The character dynamics
By the end of season 1, you’ll be confused whether to root for Ola and Otis or to be craving more of Maeve and Otis’s chemistry. The beginning of season 2 might remind you of your teenage years; Otis and his excessive masturbation. The outbreak of Chlamydia makes all the tables turn in their teen lives as the blame game goes rampant.
The show continues to address key issues throughout season 2. Aimee’s sexual assault and the effect it has on her is perfectly portrayed while balancing the grave situation with light comedy. While Otis continues to experience the drama of teenage relationships, the introduction of new characters adds a new dynamic to the show.
If you are one of those people who laugh at your woke friends when they talk about asexuality because you think they are lying, well this season might be enlightening for you as it delves deeper into various sexual orientations bisexuality, pansexuality and asexuality. “Sex doesn’t make us whole”. While all the teenagers struggle with their romantic choices, a clear distinction is drawn between love and sex through a play of words.

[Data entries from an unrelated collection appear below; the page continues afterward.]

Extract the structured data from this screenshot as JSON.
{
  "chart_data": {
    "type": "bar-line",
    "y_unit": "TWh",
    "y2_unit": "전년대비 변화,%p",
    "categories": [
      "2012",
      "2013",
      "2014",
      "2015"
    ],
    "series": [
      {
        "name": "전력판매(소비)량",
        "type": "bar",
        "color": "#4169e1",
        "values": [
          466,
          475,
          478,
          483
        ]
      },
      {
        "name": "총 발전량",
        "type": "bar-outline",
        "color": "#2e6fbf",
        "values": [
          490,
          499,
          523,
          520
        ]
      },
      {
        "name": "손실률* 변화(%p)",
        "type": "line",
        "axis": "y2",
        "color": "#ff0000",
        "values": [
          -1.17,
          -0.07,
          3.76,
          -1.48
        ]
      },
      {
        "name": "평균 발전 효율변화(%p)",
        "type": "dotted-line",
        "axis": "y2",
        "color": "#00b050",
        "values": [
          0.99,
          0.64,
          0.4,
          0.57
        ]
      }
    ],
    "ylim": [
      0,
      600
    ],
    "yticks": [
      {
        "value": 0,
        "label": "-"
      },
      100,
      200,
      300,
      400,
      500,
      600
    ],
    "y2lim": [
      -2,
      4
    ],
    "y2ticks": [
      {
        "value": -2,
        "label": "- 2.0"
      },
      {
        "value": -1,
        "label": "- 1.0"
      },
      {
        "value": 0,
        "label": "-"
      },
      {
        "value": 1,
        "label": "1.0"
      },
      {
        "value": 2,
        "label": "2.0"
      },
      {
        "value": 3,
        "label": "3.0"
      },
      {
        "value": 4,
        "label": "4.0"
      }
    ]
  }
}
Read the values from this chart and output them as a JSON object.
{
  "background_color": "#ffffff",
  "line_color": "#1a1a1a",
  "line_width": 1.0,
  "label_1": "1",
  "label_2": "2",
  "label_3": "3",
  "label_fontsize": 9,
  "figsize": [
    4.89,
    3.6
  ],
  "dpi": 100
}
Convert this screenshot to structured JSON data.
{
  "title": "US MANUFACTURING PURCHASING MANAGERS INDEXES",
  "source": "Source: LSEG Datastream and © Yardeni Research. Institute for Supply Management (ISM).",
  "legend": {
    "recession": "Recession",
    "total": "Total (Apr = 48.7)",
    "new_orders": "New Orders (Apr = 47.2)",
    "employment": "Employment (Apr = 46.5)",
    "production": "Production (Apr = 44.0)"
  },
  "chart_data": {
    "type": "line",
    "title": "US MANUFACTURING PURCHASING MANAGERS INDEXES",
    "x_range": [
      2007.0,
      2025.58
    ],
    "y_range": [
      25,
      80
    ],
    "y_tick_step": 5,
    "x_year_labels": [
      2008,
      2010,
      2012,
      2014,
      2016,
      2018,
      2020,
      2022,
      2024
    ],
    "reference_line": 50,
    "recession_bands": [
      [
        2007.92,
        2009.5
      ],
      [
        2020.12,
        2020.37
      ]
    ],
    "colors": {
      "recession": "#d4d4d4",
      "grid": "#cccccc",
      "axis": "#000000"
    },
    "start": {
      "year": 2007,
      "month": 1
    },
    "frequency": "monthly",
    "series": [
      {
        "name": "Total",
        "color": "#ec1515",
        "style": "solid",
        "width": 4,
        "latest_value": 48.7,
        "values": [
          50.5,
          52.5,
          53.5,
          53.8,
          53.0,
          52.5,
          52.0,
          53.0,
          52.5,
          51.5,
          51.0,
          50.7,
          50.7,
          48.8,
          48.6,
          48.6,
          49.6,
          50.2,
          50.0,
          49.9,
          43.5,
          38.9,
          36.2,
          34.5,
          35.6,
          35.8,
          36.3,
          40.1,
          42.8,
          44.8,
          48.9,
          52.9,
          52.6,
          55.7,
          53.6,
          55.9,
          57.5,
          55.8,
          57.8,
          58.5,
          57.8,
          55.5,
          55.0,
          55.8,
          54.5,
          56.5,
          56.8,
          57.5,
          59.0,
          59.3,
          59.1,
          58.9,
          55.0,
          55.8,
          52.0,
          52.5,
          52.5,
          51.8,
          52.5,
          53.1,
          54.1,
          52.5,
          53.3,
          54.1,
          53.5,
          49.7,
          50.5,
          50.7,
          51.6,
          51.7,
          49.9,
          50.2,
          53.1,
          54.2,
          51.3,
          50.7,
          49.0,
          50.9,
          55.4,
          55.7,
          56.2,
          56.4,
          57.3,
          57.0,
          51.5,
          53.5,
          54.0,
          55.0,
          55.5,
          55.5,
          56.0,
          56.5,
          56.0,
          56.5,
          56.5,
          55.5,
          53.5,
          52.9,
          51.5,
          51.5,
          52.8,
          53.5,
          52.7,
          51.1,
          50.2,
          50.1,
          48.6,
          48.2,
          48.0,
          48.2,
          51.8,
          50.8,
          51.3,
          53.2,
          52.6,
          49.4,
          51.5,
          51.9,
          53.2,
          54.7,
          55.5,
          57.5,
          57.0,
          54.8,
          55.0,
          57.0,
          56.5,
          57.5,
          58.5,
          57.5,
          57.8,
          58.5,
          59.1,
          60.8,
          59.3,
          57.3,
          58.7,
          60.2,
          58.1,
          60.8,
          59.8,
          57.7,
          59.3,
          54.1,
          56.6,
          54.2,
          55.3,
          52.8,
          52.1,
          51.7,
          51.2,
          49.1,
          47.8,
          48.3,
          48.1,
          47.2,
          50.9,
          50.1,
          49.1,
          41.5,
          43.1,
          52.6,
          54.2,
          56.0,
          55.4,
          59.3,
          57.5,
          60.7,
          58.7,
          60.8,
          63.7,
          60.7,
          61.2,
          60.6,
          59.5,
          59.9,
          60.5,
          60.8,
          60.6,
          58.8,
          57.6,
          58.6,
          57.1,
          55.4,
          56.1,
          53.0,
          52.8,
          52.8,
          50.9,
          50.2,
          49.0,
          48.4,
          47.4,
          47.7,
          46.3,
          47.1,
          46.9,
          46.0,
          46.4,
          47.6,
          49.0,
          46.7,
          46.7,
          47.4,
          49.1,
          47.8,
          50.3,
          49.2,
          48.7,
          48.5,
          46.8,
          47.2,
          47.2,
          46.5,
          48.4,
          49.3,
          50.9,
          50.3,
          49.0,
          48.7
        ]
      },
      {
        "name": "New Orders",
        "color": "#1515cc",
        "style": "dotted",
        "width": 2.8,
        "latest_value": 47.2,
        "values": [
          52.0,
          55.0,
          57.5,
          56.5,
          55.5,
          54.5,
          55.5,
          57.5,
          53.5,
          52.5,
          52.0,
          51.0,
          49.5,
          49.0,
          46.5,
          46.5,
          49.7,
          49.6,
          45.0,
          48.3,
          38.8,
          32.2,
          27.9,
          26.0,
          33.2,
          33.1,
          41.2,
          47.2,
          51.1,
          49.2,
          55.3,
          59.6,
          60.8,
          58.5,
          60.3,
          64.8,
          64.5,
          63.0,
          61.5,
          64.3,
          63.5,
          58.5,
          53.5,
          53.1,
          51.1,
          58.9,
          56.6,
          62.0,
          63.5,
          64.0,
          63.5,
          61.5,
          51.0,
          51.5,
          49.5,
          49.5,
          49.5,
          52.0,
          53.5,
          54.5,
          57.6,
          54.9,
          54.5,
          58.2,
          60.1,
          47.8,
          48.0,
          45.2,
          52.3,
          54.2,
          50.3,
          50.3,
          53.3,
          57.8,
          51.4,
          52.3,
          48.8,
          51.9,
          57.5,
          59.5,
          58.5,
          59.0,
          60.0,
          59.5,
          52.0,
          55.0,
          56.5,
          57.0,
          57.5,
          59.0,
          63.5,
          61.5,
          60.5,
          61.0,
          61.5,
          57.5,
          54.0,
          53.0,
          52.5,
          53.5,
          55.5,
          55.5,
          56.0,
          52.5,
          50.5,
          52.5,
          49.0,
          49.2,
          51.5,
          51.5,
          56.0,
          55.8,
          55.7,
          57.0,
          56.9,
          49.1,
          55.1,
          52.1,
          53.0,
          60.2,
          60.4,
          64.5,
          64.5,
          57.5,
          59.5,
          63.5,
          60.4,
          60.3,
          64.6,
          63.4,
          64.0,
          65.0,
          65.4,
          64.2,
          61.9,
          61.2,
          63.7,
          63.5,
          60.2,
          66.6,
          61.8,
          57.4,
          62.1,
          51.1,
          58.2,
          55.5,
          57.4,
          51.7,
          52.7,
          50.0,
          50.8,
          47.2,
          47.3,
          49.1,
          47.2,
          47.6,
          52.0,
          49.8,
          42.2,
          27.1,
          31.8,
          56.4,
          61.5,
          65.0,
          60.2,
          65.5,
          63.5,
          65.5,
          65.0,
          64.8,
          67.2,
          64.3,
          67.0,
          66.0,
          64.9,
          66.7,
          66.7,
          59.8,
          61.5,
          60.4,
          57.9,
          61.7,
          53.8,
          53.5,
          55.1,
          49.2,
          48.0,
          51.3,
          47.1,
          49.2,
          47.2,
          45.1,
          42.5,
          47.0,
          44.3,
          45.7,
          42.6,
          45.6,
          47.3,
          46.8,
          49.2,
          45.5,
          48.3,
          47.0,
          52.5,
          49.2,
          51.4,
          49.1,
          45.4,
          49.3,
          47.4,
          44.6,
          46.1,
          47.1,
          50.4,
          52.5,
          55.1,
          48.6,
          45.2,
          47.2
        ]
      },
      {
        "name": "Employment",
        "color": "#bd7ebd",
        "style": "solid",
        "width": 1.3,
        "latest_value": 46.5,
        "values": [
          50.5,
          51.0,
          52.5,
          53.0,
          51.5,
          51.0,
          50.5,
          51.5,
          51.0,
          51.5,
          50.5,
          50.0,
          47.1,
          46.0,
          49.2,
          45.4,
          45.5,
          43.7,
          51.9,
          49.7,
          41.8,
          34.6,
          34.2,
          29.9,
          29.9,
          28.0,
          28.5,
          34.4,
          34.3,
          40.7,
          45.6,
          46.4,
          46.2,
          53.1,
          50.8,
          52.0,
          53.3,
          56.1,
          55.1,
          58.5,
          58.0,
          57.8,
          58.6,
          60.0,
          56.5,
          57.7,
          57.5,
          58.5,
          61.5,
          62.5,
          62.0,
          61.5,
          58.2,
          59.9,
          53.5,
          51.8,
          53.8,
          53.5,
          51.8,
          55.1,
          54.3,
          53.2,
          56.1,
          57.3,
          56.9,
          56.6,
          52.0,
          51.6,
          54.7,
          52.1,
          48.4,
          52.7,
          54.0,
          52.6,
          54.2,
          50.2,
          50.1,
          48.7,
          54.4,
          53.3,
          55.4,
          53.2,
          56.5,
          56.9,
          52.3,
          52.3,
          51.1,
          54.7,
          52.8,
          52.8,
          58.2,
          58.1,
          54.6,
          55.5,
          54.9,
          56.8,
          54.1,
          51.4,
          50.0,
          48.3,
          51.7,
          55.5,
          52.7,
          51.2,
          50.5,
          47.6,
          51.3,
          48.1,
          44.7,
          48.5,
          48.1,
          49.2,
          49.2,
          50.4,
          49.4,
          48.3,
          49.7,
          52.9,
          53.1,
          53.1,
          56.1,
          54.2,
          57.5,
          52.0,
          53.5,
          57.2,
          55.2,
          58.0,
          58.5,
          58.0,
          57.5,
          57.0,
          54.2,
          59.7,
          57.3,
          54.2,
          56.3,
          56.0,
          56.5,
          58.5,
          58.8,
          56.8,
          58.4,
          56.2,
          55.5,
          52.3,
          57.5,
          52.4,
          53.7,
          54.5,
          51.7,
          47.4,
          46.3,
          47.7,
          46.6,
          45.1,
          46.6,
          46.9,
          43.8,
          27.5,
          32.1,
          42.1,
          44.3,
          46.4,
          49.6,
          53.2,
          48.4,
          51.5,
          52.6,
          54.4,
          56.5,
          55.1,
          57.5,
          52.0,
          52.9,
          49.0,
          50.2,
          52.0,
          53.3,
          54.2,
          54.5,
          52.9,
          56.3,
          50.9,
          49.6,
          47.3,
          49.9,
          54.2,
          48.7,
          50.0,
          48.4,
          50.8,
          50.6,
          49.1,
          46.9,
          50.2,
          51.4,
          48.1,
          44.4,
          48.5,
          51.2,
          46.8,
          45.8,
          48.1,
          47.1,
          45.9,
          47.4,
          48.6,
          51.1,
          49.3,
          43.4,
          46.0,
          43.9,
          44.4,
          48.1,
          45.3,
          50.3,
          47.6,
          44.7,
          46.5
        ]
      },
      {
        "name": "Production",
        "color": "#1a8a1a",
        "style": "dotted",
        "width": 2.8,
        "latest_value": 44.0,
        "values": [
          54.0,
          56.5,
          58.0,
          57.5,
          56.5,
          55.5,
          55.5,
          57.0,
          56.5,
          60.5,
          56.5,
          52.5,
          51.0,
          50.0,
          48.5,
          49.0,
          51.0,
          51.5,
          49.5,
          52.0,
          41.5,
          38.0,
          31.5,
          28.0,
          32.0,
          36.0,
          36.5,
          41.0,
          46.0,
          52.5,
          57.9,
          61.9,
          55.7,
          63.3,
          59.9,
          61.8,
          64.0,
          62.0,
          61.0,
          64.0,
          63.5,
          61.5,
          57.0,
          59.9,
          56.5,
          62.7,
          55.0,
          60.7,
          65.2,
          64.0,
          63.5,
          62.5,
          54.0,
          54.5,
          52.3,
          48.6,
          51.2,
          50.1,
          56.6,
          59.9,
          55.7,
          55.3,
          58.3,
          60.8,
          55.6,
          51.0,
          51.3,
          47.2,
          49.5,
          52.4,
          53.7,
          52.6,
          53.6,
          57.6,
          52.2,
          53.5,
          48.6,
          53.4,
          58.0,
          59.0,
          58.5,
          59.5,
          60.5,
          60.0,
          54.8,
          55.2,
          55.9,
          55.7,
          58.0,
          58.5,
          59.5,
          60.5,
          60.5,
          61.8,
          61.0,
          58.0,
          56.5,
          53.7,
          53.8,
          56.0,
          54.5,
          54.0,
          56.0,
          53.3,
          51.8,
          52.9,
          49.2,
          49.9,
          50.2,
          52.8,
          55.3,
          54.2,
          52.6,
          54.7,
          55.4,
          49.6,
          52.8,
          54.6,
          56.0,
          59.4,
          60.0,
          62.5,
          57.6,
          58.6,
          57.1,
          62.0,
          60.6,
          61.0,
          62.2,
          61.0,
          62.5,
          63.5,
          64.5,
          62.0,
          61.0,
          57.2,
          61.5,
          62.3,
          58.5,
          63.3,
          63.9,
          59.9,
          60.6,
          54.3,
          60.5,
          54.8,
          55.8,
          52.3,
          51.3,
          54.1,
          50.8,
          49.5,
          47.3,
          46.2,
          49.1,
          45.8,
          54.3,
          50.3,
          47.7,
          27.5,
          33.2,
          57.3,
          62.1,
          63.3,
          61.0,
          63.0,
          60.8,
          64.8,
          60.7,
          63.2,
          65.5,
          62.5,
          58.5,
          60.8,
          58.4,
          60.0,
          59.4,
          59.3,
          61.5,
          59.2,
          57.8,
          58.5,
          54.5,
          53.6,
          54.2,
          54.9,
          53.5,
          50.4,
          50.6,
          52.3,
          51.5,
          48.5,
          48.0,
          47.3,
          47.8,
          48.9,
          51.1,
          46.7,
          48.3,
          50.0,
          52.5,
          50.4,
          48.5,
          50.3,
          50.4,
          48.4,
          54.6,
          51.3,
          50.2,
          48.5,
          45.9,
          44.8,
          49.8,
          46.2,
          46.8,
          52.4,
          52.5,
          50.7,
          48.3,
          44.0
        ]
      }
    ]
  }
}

Parenting and other issues
Toxic parenting is a featured issue in the show. Sometimes it is Jackson’s performance anxiety from keeping up with expectations; Jean’s inability to communicate with Otis or Maeve’s mother never being there to encourage her child. The show brushes over the sensitivity surrounding religion and homosexuality. As Otis and Maeve decide to continue the sex clinic, his mother makes it difficult for them to stay in business.
The show bashes toxic masculinity through the character of Otis’ father Remi. Otis realizes how he is a reflection of his father. Jean and Jakob’s relationship takes a turn as well. Jean experiences perimenopausal symptoms and decides to consult a health professional. Freedom for married women and acceptance of sexuality are developed perfectly through the character of Maureen Groff.
The show does focus on ramntic pairings too much at times on season 2. But it also feels like a friend to you. A friend you just click with and everyone confuses you to be a couple, a friend who is there to help you talk to your crush or a friend who helps you remember lines of Romeo and Juliet. Yes, Viv and Jackson have an uncanny resemblance with your “friend”, platonic relationships are indeed beautiful. The season ends with Otis losing his virginity and Ola finds her identity as it ends with a scene of mutual masturbation between Lily and Ola; a blooming relationship.
Although there are some inaccuracies in the specificity regarding information about sexual health; given the impeccable blend of humour, drama and societal taboos, Netflix’s Sex Education is definitely a show worth watching. A word of warning it might take you back to your teenage days making you feel warm and fuzzy or it or can remind you of awful decisions you made just like Otis. Well, this show might as well unravel the mystery of one of your weird fetishes.